- Born: Jacqueline Sidonia Nemitz September 27, 1942 Chicago, Illinois, U.S.
- Died: May 27, 2023 (age 80)
- Occupation(s): Sociologist, social worker

= Jacqueline S. Ismael =

American sociologist

Jacqueline Sidonia Nemitz Ismael (September 27, 1942 – May 27, 2023) was an American-born Canadian political sociologist on the faculty of the University of Calgary from 1980 to 2019.

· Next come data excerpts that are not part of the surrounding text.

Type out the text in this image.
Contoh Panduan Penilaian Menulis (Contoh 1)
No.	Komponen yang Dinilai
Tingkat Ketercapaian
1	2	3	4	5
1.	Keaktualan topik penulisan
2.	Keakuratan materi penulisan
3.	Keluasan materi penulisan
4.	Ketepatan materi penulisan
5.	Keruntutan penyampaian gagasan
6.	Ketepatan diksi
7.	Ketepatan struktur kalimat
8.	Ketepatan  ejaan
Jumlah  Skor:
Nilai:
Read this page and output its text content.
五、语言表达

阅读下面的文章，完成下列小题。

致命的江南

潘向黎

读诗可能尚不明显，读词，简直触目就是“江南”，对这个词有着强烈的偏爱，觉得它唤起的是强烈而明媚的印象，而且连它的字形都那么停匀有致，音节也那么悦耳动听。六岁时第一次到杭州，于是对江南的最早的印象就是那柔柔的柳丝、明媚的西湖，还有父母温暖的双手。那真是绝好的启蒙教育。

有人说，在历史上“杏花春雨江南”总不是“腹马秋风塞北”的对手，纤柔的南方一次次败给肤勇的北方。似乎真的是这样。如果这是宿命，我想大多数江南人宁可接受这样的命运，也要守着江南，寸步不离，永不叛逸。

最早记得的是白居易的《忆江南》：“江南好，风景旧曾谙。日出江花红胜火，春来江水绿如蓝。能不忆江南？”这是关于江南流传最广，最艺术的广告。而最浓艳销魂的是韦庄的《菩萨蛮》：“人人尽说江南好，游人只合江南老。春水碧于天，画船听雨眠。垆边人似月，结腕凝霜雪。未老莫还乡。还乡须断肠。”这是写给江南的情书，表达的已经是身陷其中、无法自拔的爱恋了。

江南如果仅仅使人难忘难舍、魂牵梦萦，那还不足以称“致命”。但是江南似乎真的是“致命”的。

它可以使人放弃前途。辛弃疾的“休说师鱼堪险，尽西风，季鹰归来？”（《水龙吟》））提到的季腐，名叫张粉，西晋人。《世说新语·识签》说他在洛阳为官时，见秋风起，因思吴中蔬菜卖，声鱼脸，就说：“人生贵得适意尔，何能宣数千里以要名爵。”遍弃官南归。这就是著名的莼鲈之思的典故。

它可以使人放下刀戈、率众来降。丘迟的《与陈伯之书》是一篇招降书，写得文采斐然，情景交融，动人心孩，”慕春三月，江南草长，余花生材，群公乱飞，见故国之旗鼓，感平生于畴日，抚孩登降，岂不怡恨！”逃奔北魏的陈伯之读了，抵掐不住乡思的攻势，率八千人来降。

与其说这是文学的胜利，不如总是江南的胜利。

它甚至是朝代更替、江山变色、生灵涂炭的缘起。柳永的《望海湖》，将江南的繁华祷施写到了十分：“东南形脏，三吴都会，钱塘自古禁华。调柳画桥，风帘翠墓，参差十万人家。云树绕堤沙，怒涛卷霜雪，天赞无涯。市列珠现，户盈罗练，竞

==Early life and education==
Nemitz was born in Chicago, the daughter of Russell P. Nemitz and Lena Mannella Nemitz. She earned a bachelor's degree and a master's degree at the University of Calgary, and completed doctoral studies in sociology from the University of Alberta.
==Career==
Ismael was a member of the social welfare faculty of the University of Calgary from 1980 to 2019. She established and headed the department's international social work concentration. She also held an adjunct appointment in international relations at Eastern Mediterranean University. She served on the advisory board of Arab Studies Quarterly. In 2003 and 2004, she was part of a movement to create an International University of Baghdad.
==Publications==
Ismael's work appeared in academic journals including The Middle East Journal, Arab Studies Quarterly, Social Problems, Politics and the Life Sciences, and International Journal of Contemporary Iraqi Studies.

=== Books ===

- Canadian Social Welfare Policy: Federal and Provincial Dimensions (1985, editor)
- The Contemporary Study of the Arab World (1991, co-editor, with Earl L. Sullivan)
- Kuwait: Dependency and Class in a Rentier State (1994)
- Social Policy in the Arab World (1995, with Tareq Y. Ismael)
- Government and Politics in the Contemporary Middle East: Continuity and Change (2010, with Tareq Y. Ismael)
- Iraq in the Twenty-First Century: Regime Change and the Making of a Failed State (2015, with Tareq Y. Ismael)
- Government and Politics: Discontinuity and Turbulence (2023)
- The Unending War in Iraq: Pax Americana (2024, with Tareq Y. Ismael and Leslie T. MacDonald; published posthumously)

=== Articles ===
- "The Arab Americans and The Middle East" (1976, with Tareq Y. Ismael)
- "Dependency and Capital Surplus: The Case of Kuwait" (1979)
- "Social Policy and Social Change: The Case of Iraq" (1980)
- "Social Change in Islamic Society: The Political Thought of Ayatollah Khomeini" (1980, with Tareq Y. Ismael)
- "The Alienation of Palestine in Palestinian Poetry" (1981)
- "Civil Society in the Arab World: Historical Traces, Contemporary Vestiges" (1997, with Tareq Y. Ismael)
- "Globalization and the Arab World in Middle East Politics: Regional Dynamics in Historical Perspective" (1999, with Tareq Y. Ismael)
- "Iraqi women under occupation: from tribalism to neo-feudalism" (2007, with Shereen T. Ismael)
- "Whither Iraq? Beyond Saddam, sanctions and occupation" (2007, with Tareq Y. Ismael)
- "Social Policy in the Arab World: The Search for Social Justice" (2008, with Shereen T. Ismael)
- "Living through war, sanctions, and occupation: The voices of Iraqi women (2009, with Shereen T. Ismael)
- "The sectarian state in Iraq and the new political class" (2010, with Tareq Y. Ismael)
- "The Arab Spring and the Uncivil State" (2013, with Shereen T. Ismael)
- "Children of the occupation: A decade after the invasion" (2013, with Shereen T. Ismael)
- "Iraqi Women in Conditions of War and Occupation" (2014)
- "The Social Contract and the Iraqi State" (2015, with Tareq Y. Ismael)
- "Cowboy Warfare, Biological Diplomacy: Disarming Metaphors as Weapons of Mass Destruction" (2016, with Tareq Y. Ismael)
==Personal life==
Nemitz married Tareq Y. Ismael, an Iraqi-born political science professor at the University of Calgary. They had two daughters, Shereen and Jenann. She died in 2023, at the age of 80. Flags were lowered on the campus of the University of Calgary to mark her death.